Jose loves going to the cinema and just walking round London. “There’s always something interesting to see; I love walking by the river. The Millennium Bridge is amazing at night. There’s noone there, you can see St Paul’s and Tate Modern, and you think, it’s worth living in London.”
“I’ve met so many people here,” he says. I love meeting new people. I think it’s one of the best things there is that you can do in life. I’ve met people from South Africa, the Phillipines, Japan. Many have left now, so I have friends all over the world – New Zealand, Rome. That would never have happened if I’d stayed in Spain.”
So where does he like to eat in London? “Anything from a cheap meal in Chinatown, or fish and chips, to [famous sushi restaurant Nobu in Green Park, [fashionable restaurant and bar Hakkasan – I love sushi – Chris Galvin’s [award-winning La Chapelle.” Jose has visited other British cities, such as Cambridge, Manchester and Edinburgh – “I was there around New Year’s Eve, we went to the castle and it was snowing - it was magical.” He says he didn’t try haggis, but wants to.
But Jose, like all Spanish people, is still as close as ever to his family, his roots. Like most expats, they are what he misses most (along with the weather). He says that one of the best moments in his life was when his parents, Antonio and Isabel, came to his book launch at the Spanish Embassy in London, as well as his brother, sister and nephew. “It was a great party, 350 people. Everyone was there because they wanted to be there, not because they had to. We had fantastic food, 55 people worked serving the guests.” After a short speech in English, he switched to Spanish to thank his parents.” They were the stars of the party,” he says, his voice breaking. “You see, even now I get emotional talking about it. Without them I wouldn’t be here.”
His book, Spanish Seasonal Cooking, is coming out in Spanish in 2011. “I’m the first Spanish chef to publish a book in England,” he says proudly. “But now, to have it in Spanish too – it’s incredible for me. The launch is going to be in La Boqueria market in Barcelona.”
As we part, it strikes me that there’s so much to learn about Jose the chef, that I haven’t had time to find out about about Jose the man, although I suspect they’re similar: energetic, friendly and kind.
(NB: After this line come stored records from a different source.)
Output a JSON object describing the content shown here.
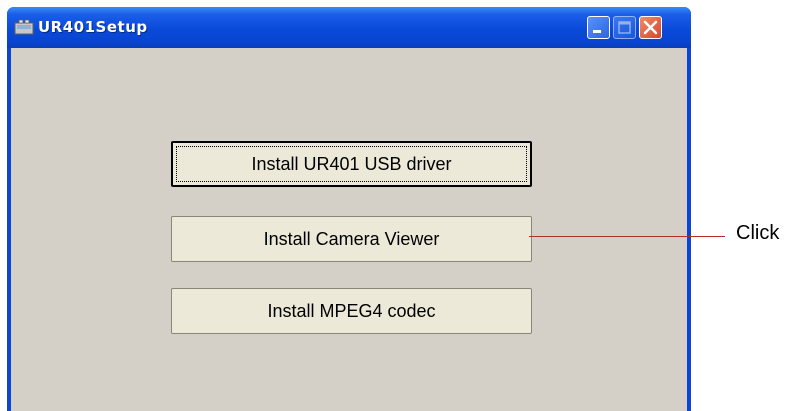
{
  "window": {
    "title": "UR401Setup"
  },
  "buttons": {
    "install_usb_driver": "Install UR401 USB driver",
    "install_camera_viewer": "Install Camera Viewer",
    "install_mpeg4_codec": "Install MPEG4 codec"
  },
  "callout": {
    "label": "Click"
  },
  "colors": {
    "titlebar": "#0a4ad9",
    "client_bg": "#d4d0c8",
    "button_bg": "#ece9d8",
    "close_button": "#d8452a",
    "callout_line": "#b03030"
  },
  "icons": [
    "app-icon",
    "minimize-icon",
    "maximize-icon",
    "close-icon"
  ]
}
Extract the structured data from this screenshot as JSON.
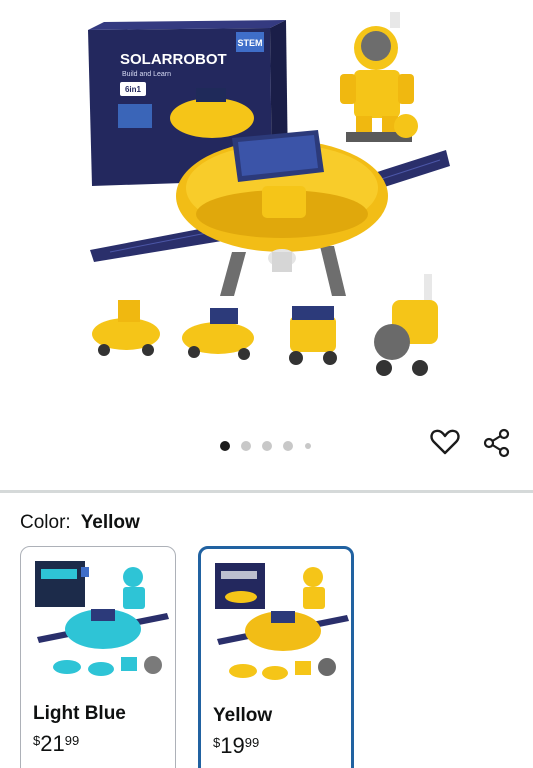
{
  "product_image": {
    "box_title": "SOLARROBOT",
    "box_subtitle": "Build and Learn",
    "box_badge": "STEM",
    "box_count_badge": "6in1",
    "carousel_count": 5,
    "carousel_active_index": 0
  },
  "actions": {
    "favorite_icon": "heart-outline-icon",
    "share_icon": "share-icon"
  },
  "color_selector": {
    "label": "Color:",
    "selected_value": "Yellow"
  },
  "swatches": [
    {
      "name": "Light Blue",
      "currency": "$",
      "whole": "21",
      "fraction": "99",
      "selected": false,
      "accent": "#2ec4d6"
    },
    {
      "name": "Yellow",
      "currency": "$",
      "whole": "19",
      "fraction": "99",
      "selected": true,
      "accent": "#f5c518"
    }
  ],
  "colors": {
    "selected_border": "#2162a1",
    "robot_yellow": "#f5c518",
    "robot_blue": "#2ec4d6",
    "panel_navy": "#2a2f6b"
  }
}
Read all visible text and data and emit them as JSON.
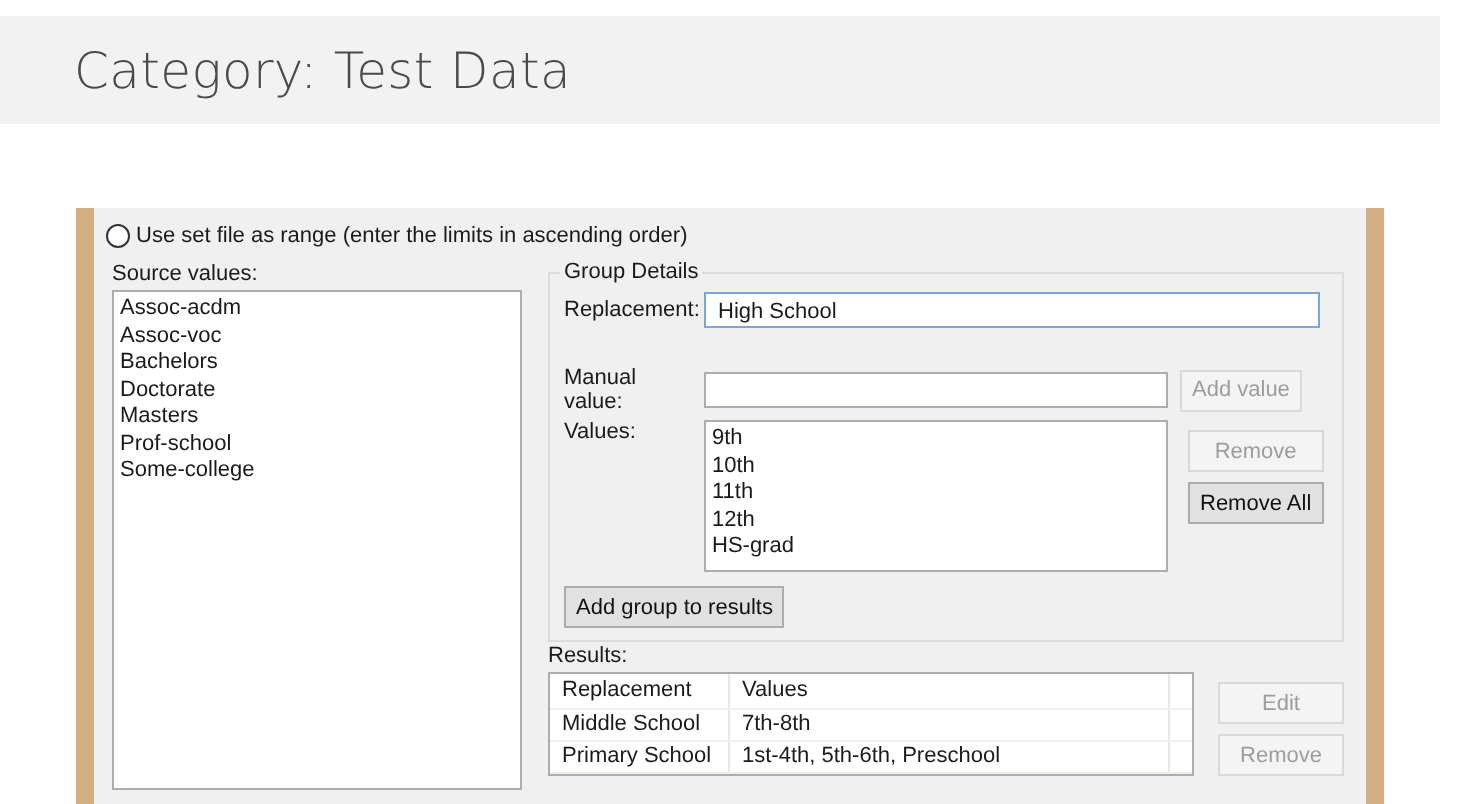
{
  "page_title": "Category: Test Data",
  "range_option": {
    "label": "Use set file as range (enter the limits in ascending order)",
    "selected": false
  },
  "source_values": {
    "label": "Source values:",
    "items": [
      "Assoc-acdm",
      "Assoc-voc",
      "Bachelors",
      "Doctorate",
      "Masters",
      "Prof-school",
      "Some-college"
    ]
  },
  "group_details": {
    "title": "Group Details",
    "replacement": {
      "label": "Replacement:",
      "value": "High School",
      "focused": true
    },
    "manual_value": {
      "label": "Manual value:",
      "focused": false
    },
    "add_value_button": {
      "label": "Add value",
      "disabled": true
    },
    "values": {
      "label": "Values:",
      "items": [
        "9th",
        "10th",
        "11th",
        "12th",
        "HS-grad"
      ]
    },
    "value_buttons": [
      {
        "label": "Remove",
        "disabled": true
      },
      {
        "label": "Remove All",
        "disabled": false
      }
    ],
    "add_group_button": {
      "label": "Add group to results",
      "disabled": false
    }
  },
  "results": {
    "label": "Results:",
    "columns": [
      "Replacement",
      "Values"
    ],
    "rows": [
      {
        "replacement": "Middle School",
        "values": "7th-8th"
      },
      {
        "replacement": "Primary School",
        "values": "1st-4th, 5th-6th, Preschool"
      }
    ],
    "buttons": [
      {
        "label": "Edit",
        "disabled": true
      },
      {
        "label": "Remove",
        "disabled": true
      }
    ]
  }
}
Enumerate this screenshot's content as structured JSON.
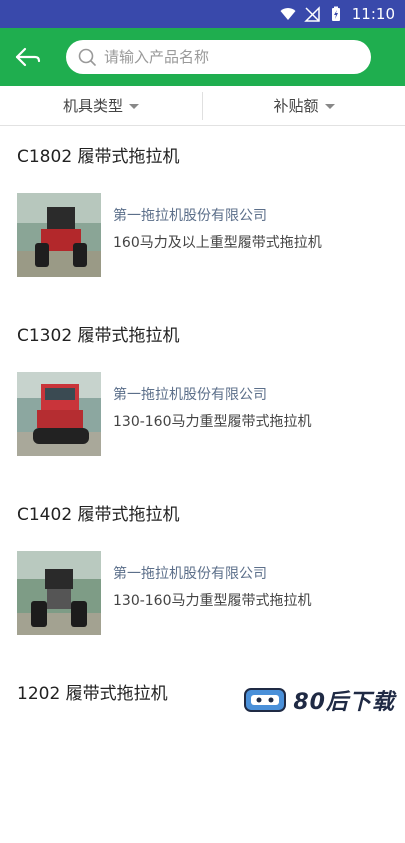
{
  "status_bar": {
    "time": "11:10"
  },
  "search": {
    "placeholder": "请输入产品名称"
  },
  "filters": [
    {
      "label": "机具类型"
    },
    {
      "label": "补贴额"
    }
  ],
  "products": [
    {
      "title": "C1802 履带式拖拉机",
      "company": "第一拖拉机股份有限公司",
      "desc": "160马力及以上重型履带式拖拉机"
    },
    {
      "title": "C1302 履带式拖拉机",
      "company": "第一拖拉机股份有限公司",
      "desc": "130-160马力重型履带式拖拉机"
    },
    {
      "title": "C1402 履带式拖拉机",
      "company": "第一拖拉机股份有限公司",
      "desc": "130-160马力重型履带式拖拉机"
    },
    {
      "title": "1202 履带式拖拉机"
    }
  ],
  "watermark": {
    "text": "80后下载"
  }
}
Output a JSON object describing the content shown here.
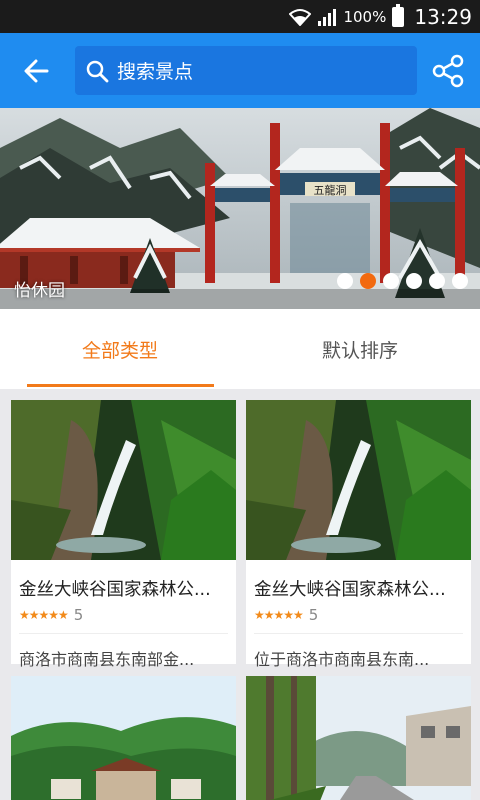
{
  "status_bar": {
    "battery": "100%",
    "time": "13:29"
  },
  "header": {
    "search_placeholder": "搜索景点"
  },
  "banner": {
    "caption": "怡休园",
    "gate_plaque": "五龍洞",
    "dot_count": 6,
    "active_dot": 2
  },
  "tabs": [
    {
      "label": "全部类型",
      "active": true
    },
    {
      "label": "默认排序",
      "active": false
    }
  ],
  "cards": [
    {
      "title": "金丝大峡谷国家森林公...",
      "stars": "★★★★★",
      "score": "5",
      "desc": "商洛市商南县东南部金..."
    },
    {
      "title": "金丝大峡谷国家森林公...",
      "stars": "★★★★★",
      "score": "5",
      "desc": "位于商洛市商南县东南..."
    }
  ],
  "colors": {
    "primary": "#1f8cf0",
    "accent": "#f27a1a",
    "status_bar": "#1b1b1b"
  }
}
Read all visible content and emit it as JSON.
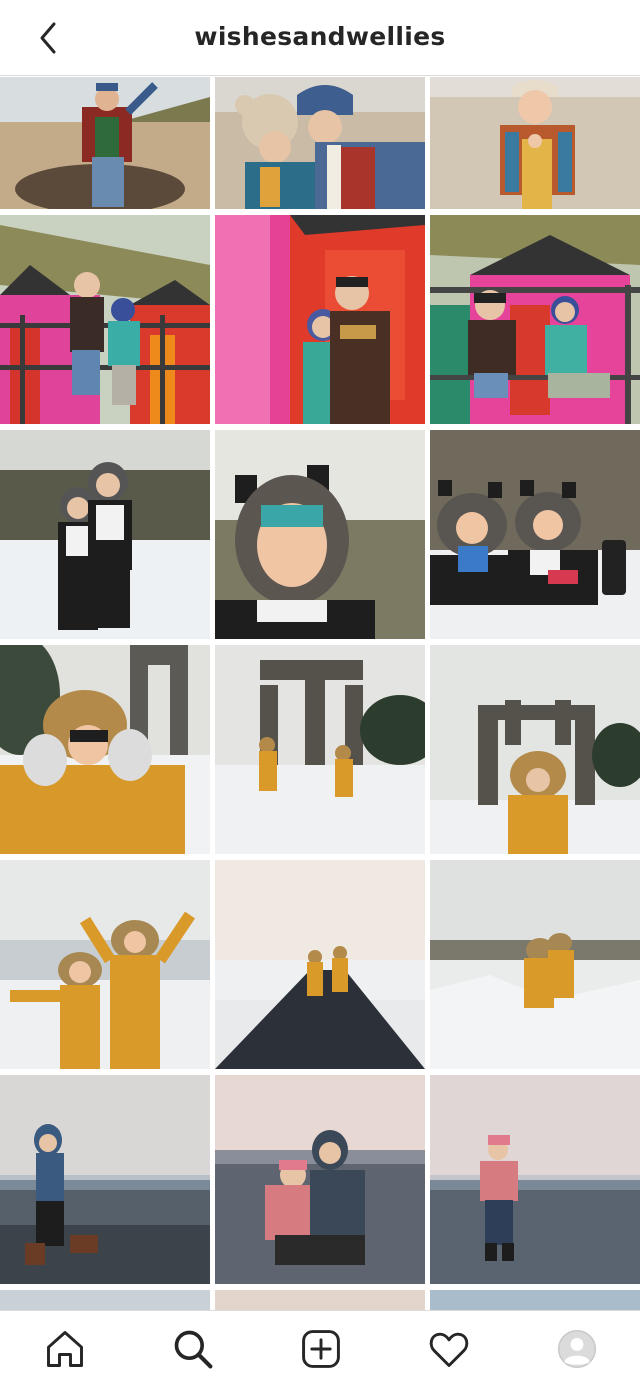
{
  "header": {
    "username": "wishesandwellies",
    "back_icon": "chevron-left-icon"
  },
  "grid": {
    "posts": [
      {
        "label": "boy-standing-on-log-beach"
      },
      {
        "label": "two-kids-beanies-nose-touch"
      },
      {
        "label": "girl-colorful-cardigan-beach"
      },
      {
        "label": "kids-on-railing-pink-beach-huts"
      },
      {
        "label": "two-boys-pink-red-huts"
      },
      {
        "label": "kids-hanging-on-railing-huts"
      },
      {
        "label": "two-kids-panda-snowsuits"
      },
      {
        "label": "child-fur-hood-closeup"
      },
      {
        "label": "kids-sitting-in-snow-panda-suits"
      },
      {
        "label": "child-mustard-coat-gloves"
      },
      {
        "label": "kids-running-abbey-ruins"
      },
      {
        "label": "child-throwing-snow-ruins"
      },
      {
        "label": "kids-arms-raised-snow"
      },
      {
        "label": "kids-walking-snowy-road"
      },
      {
        "label": "kids-walking-snowy-dunes"
      },
      {
        "label": "child-walking-beach-sunset"
      },
      {
        "label": "two-kids-crouching-shore"
      },
      {
        "label": "girl-pink-hat-beach"
      },
      {
        "label": "partial-post-1"
      },
      {
        "label": "partial-post-2"
      },
      {
        "label": "partial-post-3"
      }
    ]
  },
  "tabbar": {
    "items": [
      {
        "icon": "home-icon"
      },
      {
        "icon": "search-icon"
      },
      {
        "icon": "new-post-icon"
      },
      {
        "icon": "heart-icon"
      },
      {
        "icon": "profile-avatar-icon"
      }
    ]
  },
  "colors": {
    "border": "#dbdbdb",
    "text": "#262626",
    "icon": "#262626"
  }
}
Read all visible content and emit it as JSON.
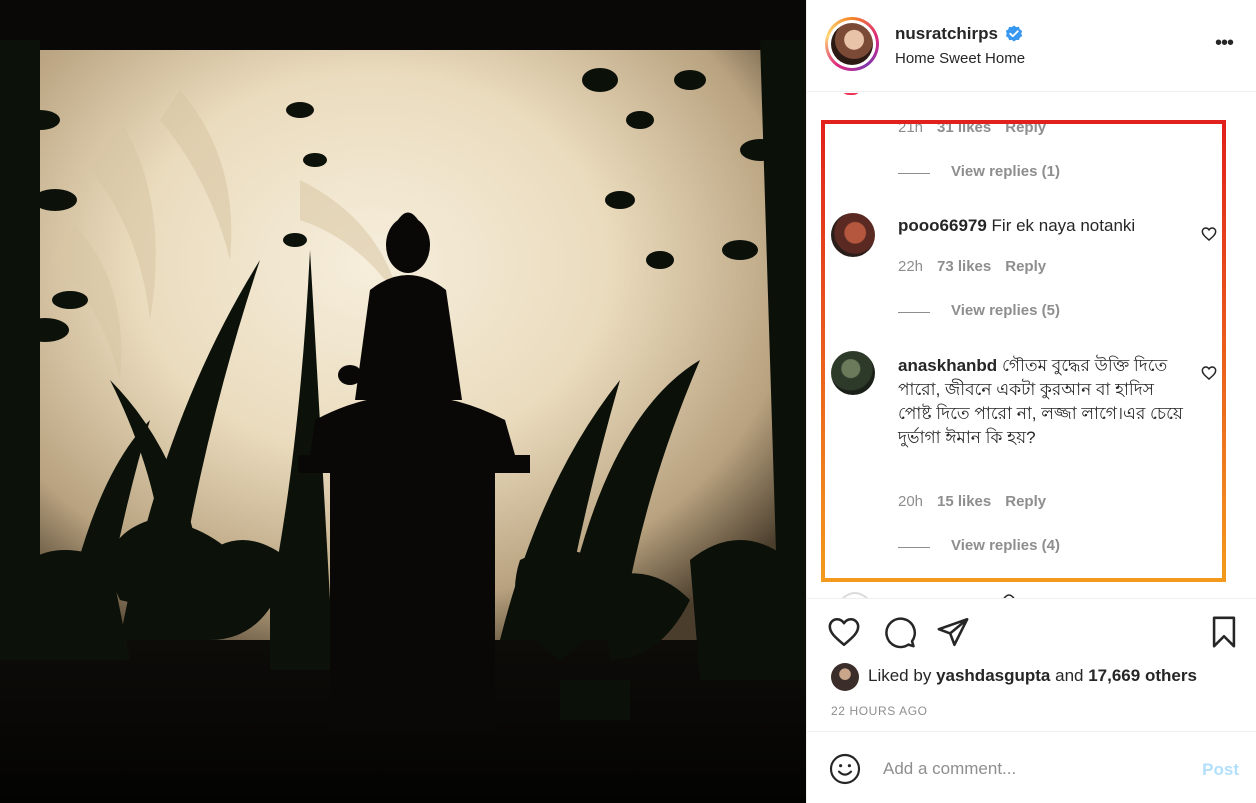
{
  "post": {
    "username": "nusratchirps",
    "location": "Home Sweet Home",
    "verified": true,
    "photo_alt_icon": "buddha-silhouette-image"
  },
  "comments": {
    "partial_top": {
      "time": "21h",
      "likes": "31 likes",
      "reply": "Reply",
      "view_replies": "View replies (1)"
    },
    "items": [
      {
        "username": "pooo66979",
        "text": "Fir ek naya notanki",
        "time": "22h",
        "likes": "73 likes",
        "reply": "Reply",
        "view_replies": "View replies (5)"
      },
      {
        "username": "anaskhanbd",
        "text": "গৌতম বুদ্ধের উক্তি দিতে পারো, জীবনে একটা কুরআন বা হাদিস পোষ্ট দিতে পারো না, লজ্জা লাগে।এর চেয়ে দুর্ভাগা ঈমান কি হয়?",
        "time": "20h",
        "likes": "15 likes",
        "reply": "Reply",
        "view_replies": "View replies (4)"
      }
    ]
  },
  "actions": {
    "liked_by_prefix": "Liked by",
    "liked_by_user": "yashdasgupta",
    "liked_by_and": "and",
    "liked_by_others": "17,669 others",
    "timestamp": "22 HOURS AGO"
  },
  "add_comment": {
    "placeholder": "Add a comment...",
    "post_label": "Post"
  },
  "colors": {
    "link_disabled": "#b2dffc",
    "verified": "#3897f0",
    "highlight_top": "#e1211b",
    "highlight_bottom": "#f39a1e",
    "muted": "#8e8e8e"
  }
}
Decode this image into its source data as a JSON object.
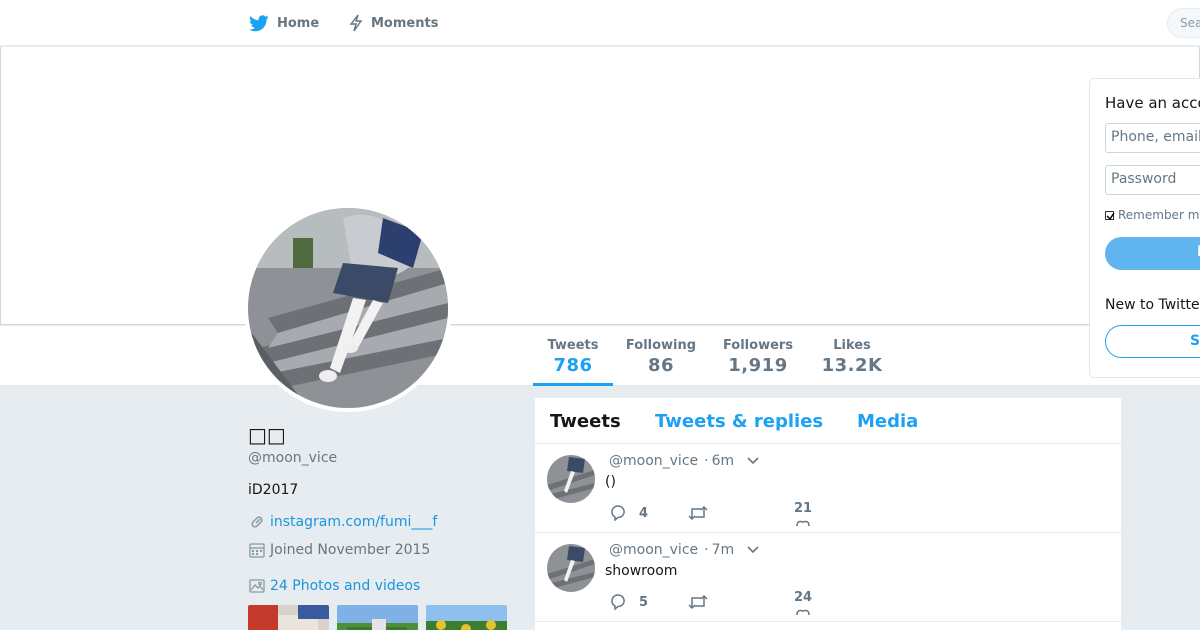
{
  "nav": {
    "home_label": "Home",
    "moments_label": "Moments",
    "search_placeholder": "Sea",
    "have_account_top": "Ha"
  },
  "profile": {
    "name": "□□",
    "handle": "@moon_vice",
    "bio": "iD2017",
    "link": "instagram.com/fumi___f",
    "joined": "Joined November 2015",
    "photos_label": "24 Photos and videos"
  },
  "stats": [
    {
      "label": "Tweets",
      "value": "786"
    },
    {
      "label": "Following",
      "value": "86"
    },
    {
      "label": "Followers",
      "value": "1,919"
    },
    {
      "label": "Likes",
      "value": "13.2K"
    }
  ],
  "timeline": {
    "tabs": [
      {
        "label": "Tweets"
      },
      {
        "label": "Tweets & replies"
      },
      {
        "label": "Media"
      }
    ],
    "tweets": [
      {
        "handle": "@moon_vice",
        "time": "6m",
        "text": "()",
        "replies": "4",
        "retweets": "",
        "likes": "21"
      },
      {
        "handle": "@moon_vice",
        "time": "7m",
        "text": "showroom",
        "replies": "5",
        "retweets": "",
        "likes": "24"
      }
    ]
  },
  "login": {
    "title": "Have an acco",
    "phone_placeholder": "Phone, email",
    "password_placeholder": "Password",
    "remember_label": "Remember m",
    "login_button": "L",
    "new_to": "New to Twitte",
    "signup_button": "S"
  },
  "colors": {
    "accent": "#1da1f2",
    "background": "#e6ecf0",
    "muted": "#657786"
  },
  "icons": [
    "twitter-bird-icon",
    "moments-bolt-icon",
    "link-icon",
    "calendar-icon",
    "photo-icon",
    "reply-icon",
    "retweet-icon",
    "heart-icon",
    "chevron-down-icon"
  ]
}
Jose tells me he loves eating, and when people ask him how he manages to stay so slim (he isn’t skinny, just lean) with the amount he puts away, he tells them it’s because he never stops working, walking, running, being active. He used to smoke heavily, but stopped when he realised he was losing his sense of taste. He loves wine, a whisky or a G&T, a Cruzcampo beer.
As I go home after the interview is finished, I realise that a man with so many projects on the go must have a Big Plan for the future. So I call him and ask him what it is. “I want to open a rural hotel, with a restaurant, farm and cooking courses, near my town in Extremadura,” he tells me. “The countryside is very pretty there. People can stay for a week, or a weekend.” So what’s his timeframe? “Within five years,” he replies. Further queries I make, as he travels back to the UK, are answered promptly and with unfailingly good humour. This man has all the best qualities of a Spaniard. He is warm, generous, easy-going - and knows exactly what he wants. And, I have no doubt whatsoever, he will get it, too. If anyone deserves to, it’s Jose Pizarro.